Dry January is over. Now what?

With February finally here, following the recommended guidelines for alcohol consumption is more important than ever for those who participated in Dry January. Your tolerance might be low, and the last thing you want to do is shock your system with a night of heavy drinking.

Whether you used Dry January to abstain from alcohol or just cut back, you’ve made it through.

For many people, you used the month to try to lose weight, change drinking patterns, or improve mental health.

Follow these tips to safely reintroduce alcohol back into your diet after a hiatus.

Drink in moderation

The Dietary Guidelines for Americans defines moderate drinking as up to 1 standard drink per day for women and up to 2 drinks per day for men A standard drink is equivalent to a 12-ounce serving of regular beer, 5 ounces of wine or 1.5 ounces of distilled spirits. Consuming more than three drinks per day for women and more than four drinks per day for men is considered heavy drinking.

“I would suggest setting a goal and maintaining a goal within the dietary guideline recommendations if consuming alcohol,” says Dee Gabbard, a registered dietitian nutritionist at Aurora St. Luke’s Medical Center in Milwaukee, WI. “If overconsumption has been a problem and moderation is not an option, then sticking to non-alcoholic beverages would be advised.”

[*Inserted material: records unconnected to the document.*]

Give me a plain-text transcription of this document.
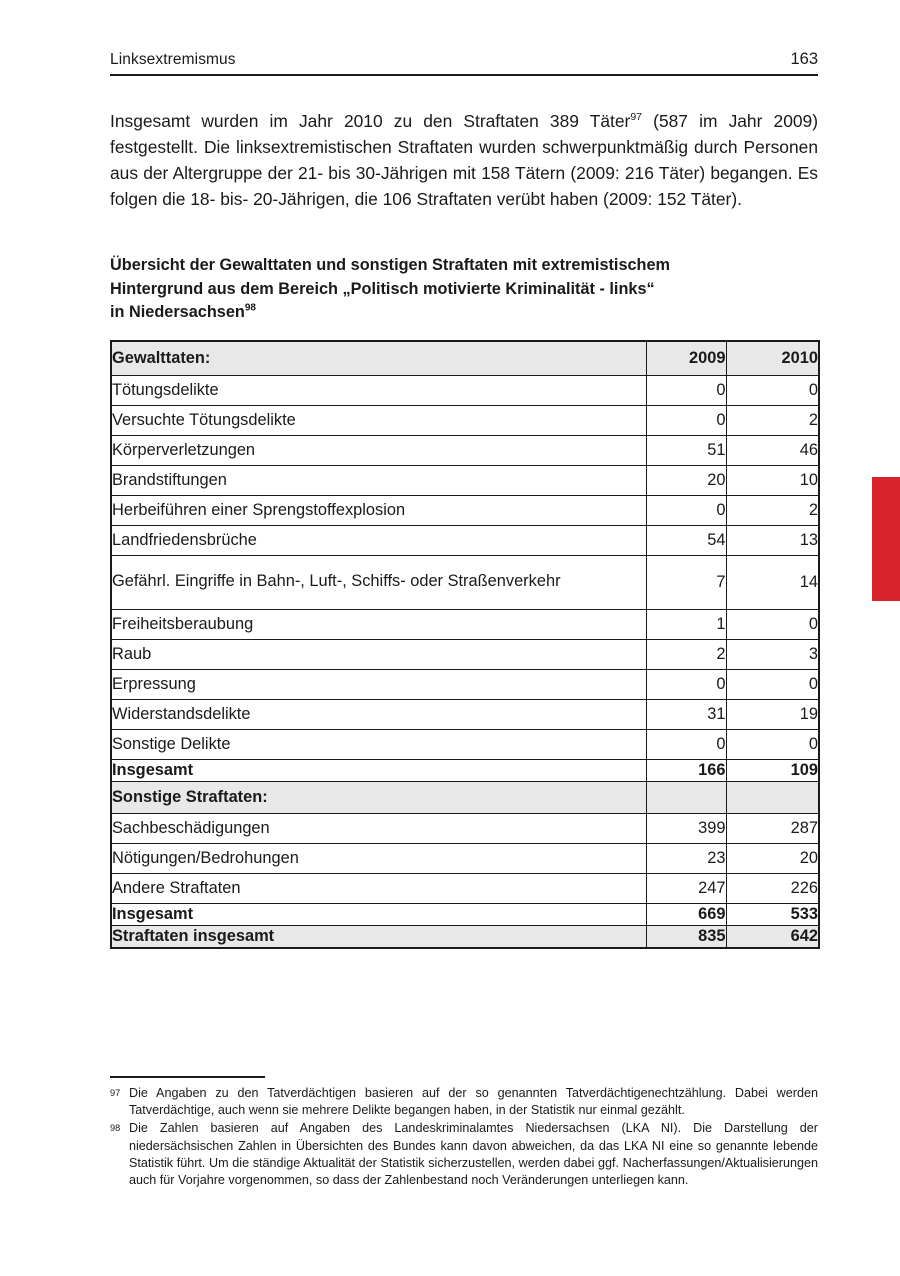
Linksextremismus	163

Insgesamt wurden im Jahr 2010 zu den Straftaten 389 Täter$^{97}$ (587 im Jahr 2009) festgestellt. Die linksextremistischen Straftaten wurden schwerpunktmäßig durch Personen aus der Altergruppe der 21- bis 30-Jährigen mit 158 Tätern (2009: 216 Täter) begangen. Es folgen die 18- bis- 20-Jährigen, die 106 Straftaten verübt haben (2009: 152 Täter).

Übersicht der Gewalttaten und sonstigen Straftaten mit extremistischem
Hintergrund aus dem Bereich „Politisch motivierte Kriminalität - links“
in Niedersachsen$^{98}$
Gewalttaten:	2009	2010
Tötungsdelikte	0	0
Versuchte Tötungsdelikte	0	2
Körperverletzungen	51	46
Brandstiftungen	20	10
Herbeiführen einer Sprengstoffexplosion	0	2
Landfriedensbrüche	54	13
Gefährl. Eingriffe in Bahn-, Luft-, Schiffs- oder Straßenverkehr	7	14
Freiheitsberaubung	1	0
Raub	2	3
Erpressung	0	0
Widerstandsdelikte	31	19
Sonstige Delikte	0	0
Insgesamt	166	109
Sonstige Straftaten:		
Sachbeschädigungen	399	287
Nötigungen/Bedrohungen	23	20
Andere Straftaten	247	226
Insgesamt	669	533
Straftaten insgesamt	835	642
97 Die Angaben zu den Tatverdächtigen basieren auf der so genannten Tatverdächtigenechtzählung. Dabei werden Tatverdächtige, auch wenn sie mehrere Delikte begangen haben, in der Statistik nur einmal gezählt.
98 Die Zahlen basieren auf Angaben des Landeskriminalamtes Niedersachsen (LKA NI). Die Darstellung der niedersächsischen Zahlen in Übersichten des Bundes kann davon abweichen, da das LKA NI eine so genannte lebende Statistik führt. Um die ständige Aktualität der Statistik sicherzustellen, werden dabei ggf. Nacherfassungen/Aktualisierungen auch für Vorjahre vorgenommen, so dass der Zahlenbestand noch Veränderungen unterliegen kann.
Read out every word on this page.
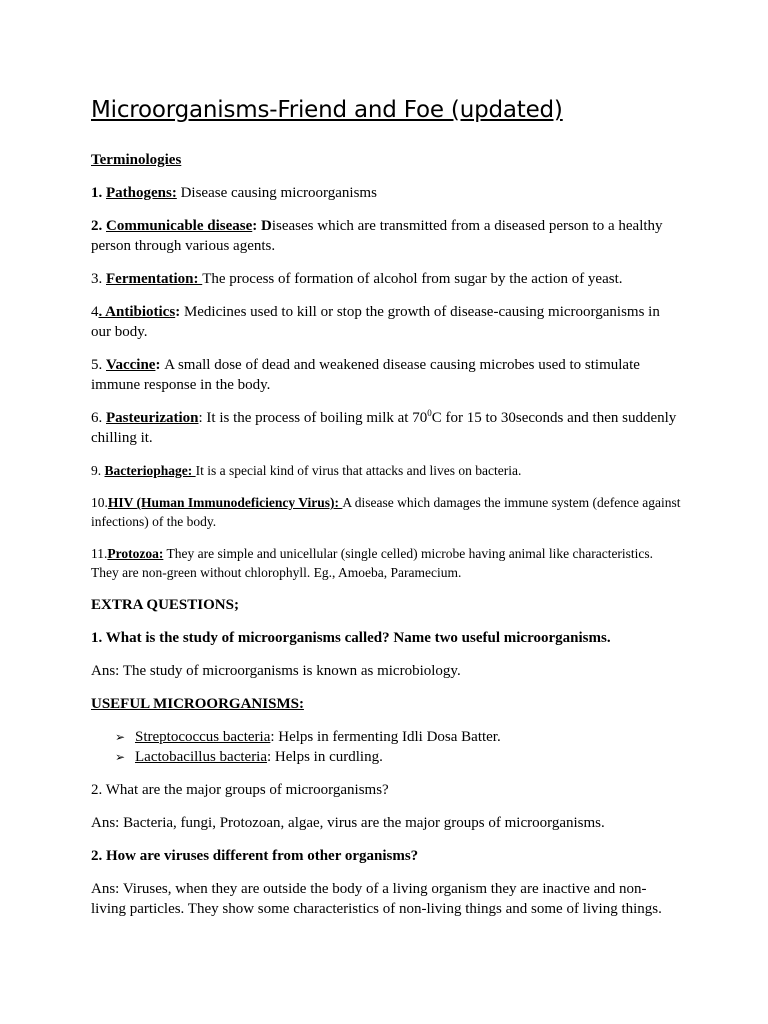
Microorganisms-Friend and Foe (updated)

Terminologies

1. Pathogens: Disease causing microorganisms

2. Communicable disease: Diseases which are transmitted from a diseased person to a healthy person through various agents.

3. Fermentation: The process of formation of alcohol from sugar by the action of yeast.

4. Antibiotics: Medicines used to kill or stop the growth of disease-causing microorganisms in our body.

5. Vaccine: A small dose of dead and weakened disease causing microbes used to stimulate immune response in the body.

6. Pasteurization: It is the process of boiling milk at $70^0C$ for 15 to 30seconds and then suddenly chilling it.

9. Bacteriophage: It is a special kind of virus that attacks and lives on bacteria.

10.HIV (Human Immunodeficiency Virus): A disease which damages the immune system (defence against infections) of the body.

11.Protozoa: They are simple and unicellular (single celled) microbe having animal like characteristics. They are non-green without chlorophyll. Eg., Amoeba, Paramecium.

EXTRA QUESTIONS;

1. What is the study of microorganisms called? Name two useful microorganisms.

Ans: The study of microorganisms is known as microbiology.

USEFUL MICROORGANISMS:

➢ Streptococcus bacteria: Helps in fermenting Idli Dosa Batter.
➢ Lactobacillus bacteria: Helps in curdling.

2. What are the major groups of microorganisms?

Ans: Bacteria, fungi, Protozoan, algae, virus are the major groups of microorganisms.

2. How are viruses different from other organisms?

Ans: Viruses, when they are outside the body of a living organism they are inactive and non-living particles. They show some characteristics of non-living things and some of living things.
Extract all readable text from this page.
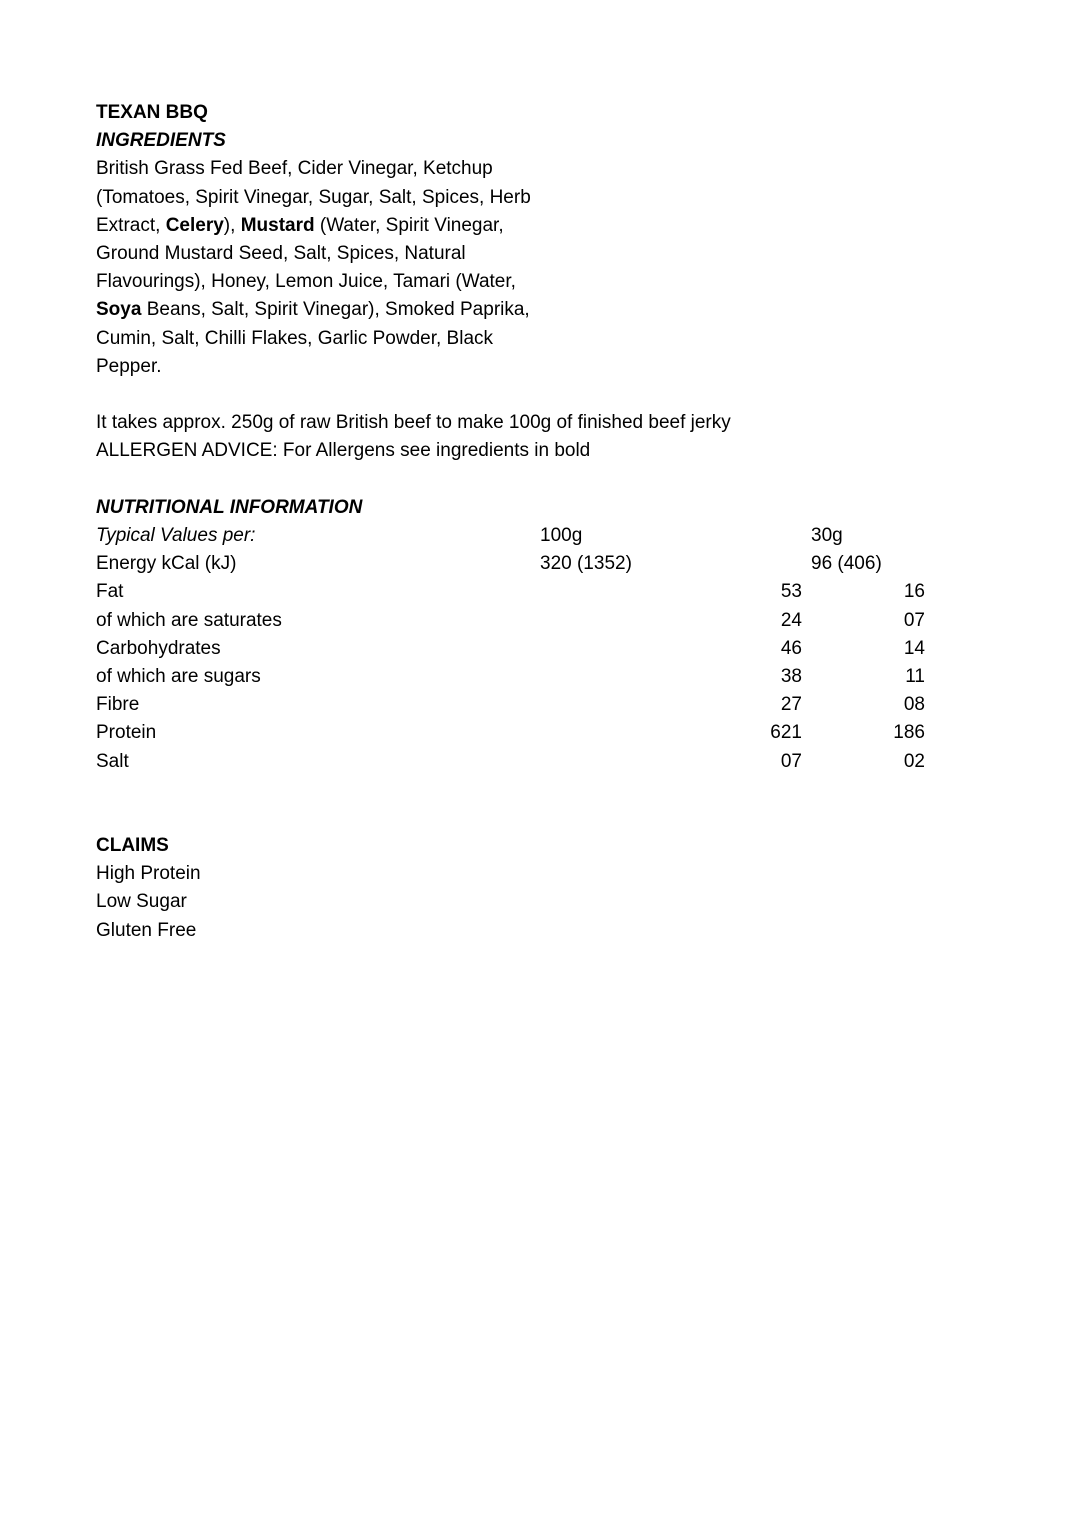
TEXAN BBQ
INGREDIENTS
British Grass Fed Beef, Cider Vinegar, Ketchup (Tomatoes, Spirit Vinegar, Sugar, Salt, Spices, Herb Extract, Celery), Mustard (Water, Spirit Vinegar, Ground Mustard Seed, Salt, Spices, Natural Flavourings), Honey, Lemon Juice, Tamari (Water, Soya Beans, Salt, Spirit Vinegar), Smoked Paprika, Cumin, Salt, Chilli Flakes, Garlic Powder, Black Pepper.
It takes approx. 250g of raw British beef to make 100g of finished beef jerky
ALLERGEN ADVICE: For Allergens see ingredients in bold
NUTRITIONAL INFORMATION
Typical Values per:	100g	30g
Energy kCal (kJ)	320 (1352)	96 (406)
Fat	53	16
of which are saturates	24	07
Carbohydrates	46	14
of which are sugars	38	11
Fibre	27	08
Protein	621	186
Salt	07	02
CLAIMS
High Protein
Low Sugar
Gluten Free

Remember the benefits of drinking less

Now that you’ve reached the end of Dry January, you’ve maybe noticed some positive changes like weight loss, better sleep or more energy. While these are some benefits you can see and feel, there are also some positive effects that can impact long-term health.

With reduced alcohol intake, you avoid the many risks associated with excessive alcohol consumption. The American Heart Association reports that drinking too much alcohol increases your risk for high blood pressure, obesity, stroke, liver damage, injury and more. The risk of these harms increases with the amount of alcohol you drink. If you do decide to start drinking again in February, do so in moderation.

Avoid excessive alcohol use

The National Institute of Alcohol Abuse and Alcoholism (NIAAA) reported that in 2018, almost 27% of adults in the U.S. engaged in binge drinking, the most common form of excessive drinking, over the past month.

To avoid overconsumption when drinking alcoholic beverages, Gabbard offers some easy tips:

  • Begin with quenching your thirst with a nonalcoholic beverage such as water, sparkling water or a sugar free drink.
  • Drink alcoholic beverages slowly.
  • Use mixers like diet tonic water or club soda to make it last longer.